One always returns, however, to Lucia's "diabolic disorientation," a foreshadowing of the end times, as the most plausible and succinct explanation for these otherwise inexplicable yet increasingly common hierarchical compromises and sell outs; in this case a disorientation facilitated by years of aggressive and shameless lobbying and networking in Rome by the Neocat leadership. Although the approval of their statutes does not constitute a dogmatic approval of their corrupt catechesis or the unworthy methods often used to propagate it, this constant self-promotion has finally enabled them to deceive the Holy Father at least to the extent that the false catechesis remains intact. And all the while they have achieved their subversive aim with an unnerving, arrogant swagger. Recalling the time he and Fr. Zoffoli met with leaders of the Neocatechumenate on 2 June 1992 at the Scala Santa in Rome, Don Gino remarked: "When we said, 'Your texts contain errors in dogma!', they smirked." Hold that image in your mind for a moment as you read this Catholic Herald report of the approval ceremony in Rome:

The mood of the statutes' approval ceremony was relaxed and celebratory and was punctuated throughout with outbursts of laughter at quips and side-of-the-mouth remarks by Miss [Carmen] Hernandez, the group's feisty female co-founder. Wearing a black cotton T-shirt marked in gold with Chinese characters, she repeatedly ignored a laity council official's attempts to cut short her 20-minute improvised speech, complaining jokingly: "They never let women talk."

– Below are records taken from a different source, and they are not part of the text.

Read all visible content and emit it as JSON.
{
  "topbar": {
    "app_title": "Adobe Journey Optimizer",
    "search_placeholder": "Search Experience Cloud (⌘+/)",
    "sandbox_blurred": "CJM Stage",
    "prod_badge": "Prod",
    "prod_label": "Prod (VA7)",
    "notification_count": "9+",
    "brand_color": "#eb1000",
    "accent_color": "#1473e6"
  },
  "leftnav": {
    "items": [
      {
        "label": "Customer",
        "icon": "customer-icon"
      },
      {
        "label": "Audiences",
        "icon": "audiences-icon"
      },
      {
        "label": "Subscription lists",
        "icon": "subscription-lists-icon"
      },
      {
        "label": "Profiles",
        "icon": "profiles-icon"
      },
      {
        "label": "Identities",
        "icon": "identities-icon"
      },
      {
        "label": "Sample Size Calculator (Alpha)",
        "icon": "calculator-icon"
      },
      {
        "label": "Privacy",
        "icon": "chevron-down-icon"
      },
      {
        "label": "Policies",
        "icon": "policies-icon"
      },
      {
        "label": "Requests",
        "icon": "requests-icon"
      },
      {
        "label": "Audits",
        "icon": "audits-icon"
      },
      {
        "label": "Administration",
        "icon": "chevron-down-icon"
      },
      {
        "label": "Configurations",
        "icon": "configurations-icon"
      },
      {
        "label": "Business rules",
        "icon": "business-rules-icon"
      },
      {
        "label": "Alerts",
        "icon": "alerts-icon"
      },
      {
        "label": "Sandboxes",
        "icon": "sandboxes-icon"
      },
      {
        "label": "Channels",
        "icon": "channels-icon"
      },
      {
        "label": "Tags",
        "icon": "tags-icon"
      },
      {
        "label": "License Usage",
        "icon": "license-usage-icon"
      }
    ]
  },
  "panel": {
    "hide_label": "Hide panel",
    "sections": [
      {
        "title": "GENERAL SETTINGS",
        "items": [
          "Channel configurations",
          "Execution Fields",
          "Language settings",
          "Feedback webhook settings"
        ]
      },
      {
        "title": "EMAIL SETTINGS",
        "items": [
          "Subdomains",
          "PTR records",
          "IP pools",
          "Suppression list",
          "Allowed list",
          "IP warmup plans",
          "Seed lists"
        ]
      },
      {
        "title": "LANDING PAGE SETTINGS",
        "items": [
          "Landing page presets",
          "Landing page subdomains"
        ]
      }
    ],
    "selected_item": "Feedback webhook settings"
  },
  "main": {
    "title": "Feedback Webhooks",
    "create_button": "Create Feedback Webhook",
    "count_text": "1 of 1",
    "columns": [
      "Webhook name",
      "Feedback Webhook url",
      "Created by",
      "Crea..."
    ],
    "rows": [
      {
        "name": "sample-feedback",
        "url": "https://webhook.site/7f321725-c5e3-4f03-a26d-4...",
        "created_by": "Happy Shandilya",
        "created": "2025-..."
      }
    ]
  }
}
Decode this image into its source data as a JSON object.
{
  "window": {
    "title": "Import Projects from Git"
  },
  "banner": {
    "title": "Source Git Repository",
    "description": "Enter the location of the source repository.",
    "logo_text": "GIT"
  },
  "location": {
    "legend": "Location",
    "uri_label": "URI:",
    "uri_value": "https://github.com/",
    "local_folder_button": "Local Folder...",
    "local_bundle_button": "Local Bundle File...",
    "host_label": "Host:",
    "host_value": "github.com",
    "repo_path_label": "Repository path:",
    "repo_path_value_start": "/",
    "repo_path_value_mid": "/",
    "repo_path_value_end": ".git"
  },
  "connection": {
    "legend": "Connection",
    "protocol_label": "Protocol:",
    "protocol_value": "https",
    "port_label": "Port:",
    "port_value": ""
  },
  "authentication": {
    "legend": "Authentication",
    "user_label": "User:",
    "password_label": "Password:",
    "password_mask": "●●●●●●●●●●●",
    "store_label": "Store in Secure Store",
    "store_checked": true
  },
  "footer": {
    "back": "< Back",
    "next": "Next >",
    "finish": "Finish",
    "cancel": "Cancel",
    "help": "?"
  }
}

In the council's corridors afterward, chain-smoking slim cigarettes, she broke into an Italian television interview with Mr Arguello to teasingly heckle the TV reporter for asking questions about the group's controversial reputation.

Yes, it's devilish smirks all round for ex-nun Carmen and the Neocat elite. The official acceptance they have long craved and lobbied for is now a reality. They have deceived the elect and got their heretical Way.

Unlike the supine 'Catholic' press, however, CO is not prepared to take the Vatican's decision lying down. Considering the erroneous beliefs and manipulative methodology of the Way and the clear and present danger this poses to the Faith and the spiritual, emotional and psychological good of souls, the stakes are too high. In these perilous times when more than ever we must "measure everything and hold fast to what is good" [1Thess 19-23], we have a singular right and duty to speak out. As Father Felix Sardy y Salvana explains in his classic treatise Liberalism Is A Sin:

Yes the faithful are permitted and even... commanded to give a reason for their faith, to draw out its consequences, to make applications of it, to deduce parallels and analogies from it. It is thus by use of their reason that the faithful are enabled to suspect and measure the orthodoxy of any new doctrine, presented to them, by comparing it with a doctrine already defined. If it be not in accord, they can combat it as bad and justly stigmatize as bad the book or journal which sustains it. They cannot of course define it ex cathedra, but they can lawfully hold it as perverse and declare it such, warn others against it, raise the cry of alarm and strike the first blow against it. The faithful layman can do all this, and has done it at all times with the applause of the Church. Nor in so doing does he make himself the pastor of the flock, nor even its humblest attendant; he simply serves it as a watchdog who gives the alarm. Oportet allatrare canes. "It behooves watchdogs to bark" very opportunely said a great Spanish Bishop in reference to such occasions.